Having decided to mark our seventeenth wedding anniversary this year, Mr McGowan and I took a trip down memory lane and returned to the place where we spent our honeymoon, Cannes.
The resort, on the French Riviera, hasn’t changed much since we went as newly weds but for some reason, the diversity of the town’s ‘high-street’ offering struck me more this time. Perhaps perusing the retail outlets of the Boulevard de la Croisette, wasn’t at the top of my priority list first time round.
With a resident population of about 70,000, the streets of Cannes boast a choice of retail stores usually found in cities with at least ten times the population. As we all know, Cannes, or la Côte d’Azur in general, attracts significant numbers of tourists from very different socio-economic backgrounds and, over what seems like a few close-knit streets, this seems to intensify the battle of the brands. Whether it is low-cost or luxury, in Cannes the big names have it covered.
I considered how hard the independent business owner has to work to make their brand worthy of a visit but then don’t all big brands start off as small, independent businesses?
Take two examples of clothing stores which are a stone’s throw away from each other in the town but focus on different target markets. Zara, the affordable retailer whose philosophy is that clothes are a perishable commodity to be regularly and effortlessly replaced. Chanel, the fashion house giant, specialising in haute couture which premiers on the world’s catwalks twice a year.
Believe it or not, both started off as small, independent businesses – Zara as a clothing shop in La Cornua, Spain and Chanel as a millinery shop in Paris, France. What set them apart? Both have leaders with inspired visions for the business. These visions evolve into concise brand values which drive the business today and into the future. Both appreciate which market segment they are going for and target themselves accordingly and every decision will reinforce the idea that their product is precisely what is needed by these target customers.
Did you know you could win the battle of the brands in your sector and go on to become just a big as Zara or Chanel? Email email@example.com today for a brand review and see where you could grow.
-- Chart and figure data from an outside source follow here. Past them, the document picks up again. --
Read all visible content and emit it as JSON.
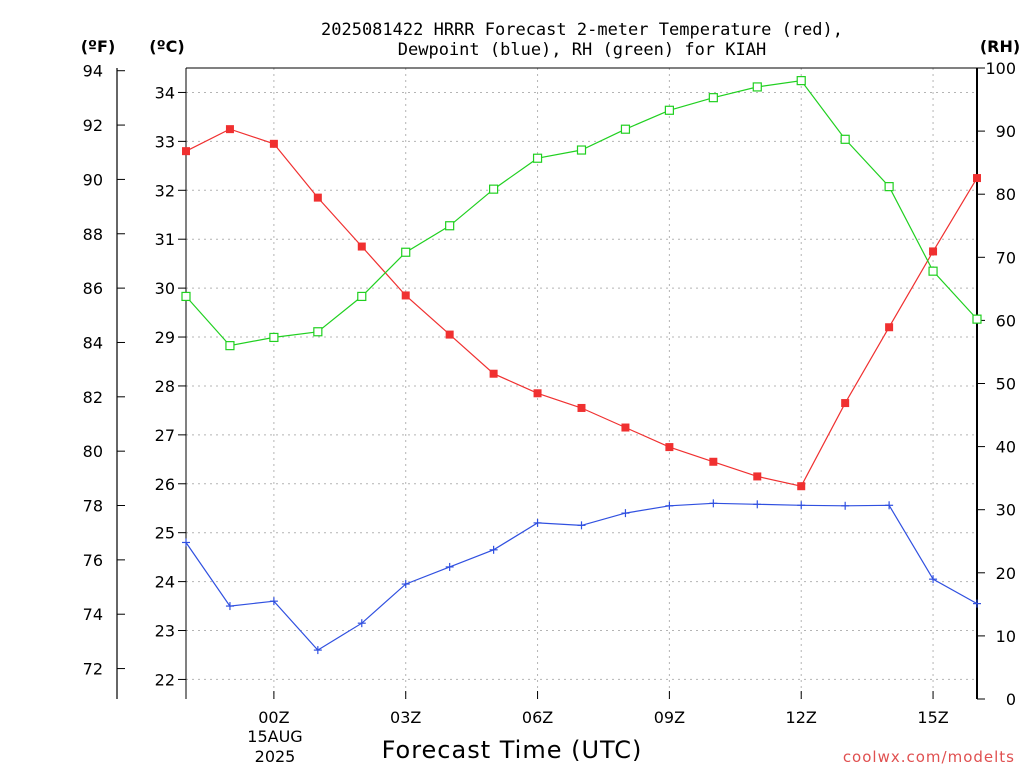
{
  "chart_data": {
    "type": "line",
    "title_line1": "2025081422 HRRR Forecast 2-meter Temperature (red),",
    "title_line2": "Dewpoint (blue), RH (green) for KIAH",
    "xlabel": "Forecast Time (UTC)",
    "watermark": "coolwx.com/modelts",
    "unit_f": "(ºF)",
    "unit_c": "(ºC)",
    "unit_rh": "(RH)",
    "x_tick_labels": [
      "00Z",
      "03Z",
      "06Z",
      "09Z",
      "12Z",
      "15Z"
    ],
    "date_label_line1": "15AUG",
    "date_label_line2": "2025",
    "x_hours": [
      "2025-08-14 22Z",
      "2025-08-14 23Z",
      "2025-08-15 00Z",
      "2025-08-15 01Z",
      "2025-08-15 02Z",
      "2025-08-15 03Z",
      "2025-08-15 04Z",
      "2025-08-15 05Z",
      "2025-08-15 06Z",
      "2025-08-15 07Z",
      "2025-08-15 08Z",
      "2025-08-15 09Z",
      "2025-08-15 10Z",
      "2025-08-15 11Z",
      "2025-08-15 12Z",
      "2025-08-15 13Z",
      "2025-08-15 14Z",
      "2025-08-15 15Z",
      "2025-08-15 16Z"
    ],
    "xlim": [
      "2025-08-14 22Z",
      "2025-08-15 16Z"
    ],
    "y_f_ticks": [
      72,
      74,
      76,
      78,
      80,
      82,
      84,
      86,
      88,
      90,
      92,
      94
    ],
    "y_c_ticks": [
      22,
      23,
      24,
      25,
      26,
      27,
      28,
      29,
      30,
      31,
      32,
      33,
      34
    ],
    "y_c_lim": [
      21.6,
      34.5
    ],
    "y_rh_ticks": [
      0,
      10,
      20,
      30,
      40,
      50,
      60,
      70,
      80,
      90,
      100
    ],
    "y_rh_lim": [
      0,
      100
    ],
    "grid": true,
    "series": [
      {
        "name": "Temperature",
        "unit": "C",
        "color": "#f03030",
        "marker": "filled-square",
        "values": [
          32.8,
          33.25,
          32.95,
          31.85,
          30.85,
          29.85,
          29.05,
          28.25,
          27.85,
          27.55,
          27.15,
          26.75,
          26.45,
          26.15,
          25.95,
          27.65,
          29.2,
          30.75,
          32.25
        ]
      },
      {
        "name": "Dewpoint",
        "unit": "C",
        "color": "#3050e0",
        "marker": "plus",
        "values": [
          24.8,
          23.5,
          23.6,
          22.6,
          23.15,
          23.95,
          24.3,
          24.65,
          25.2,
          25.15,
          25.4,
          25.55,
          25.6,
          25.58,
          25.56,
          25.55,
          25.56,
          24.05,
          23.55
        ]
      },
      {
        "name": "RH",
        "unit": "%",
        "color": "#20d020",
        "marker": "open-square",
        "values": [
          63.8,
          56.0,
          57.3,
          58.2,
          63.8,
          70.8,
          75.0,
          80.8,
          85.7,
          87.0,
          90.3,
          93.3,
          95.3,
          97.0,
          98.0,
          88.7,
          81.2,
          67.8,
          60.2
        ]
      }
    ]
  }
}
What about me? Where did I shop when I was in Cannes? I regularly pop into one (Zara) and aspire to visit the other (Chanel), which is the desired positioning for these brands based on my consumer profile. I did say my career goal was to be Marketing Director of Chanel in my high school yearbook so good to know I have maintained my aspiration for the brand in one way or another!
And our cool Côte d’Azur tune? Operator (DJ Koze’s Disco Edit) Låpsley.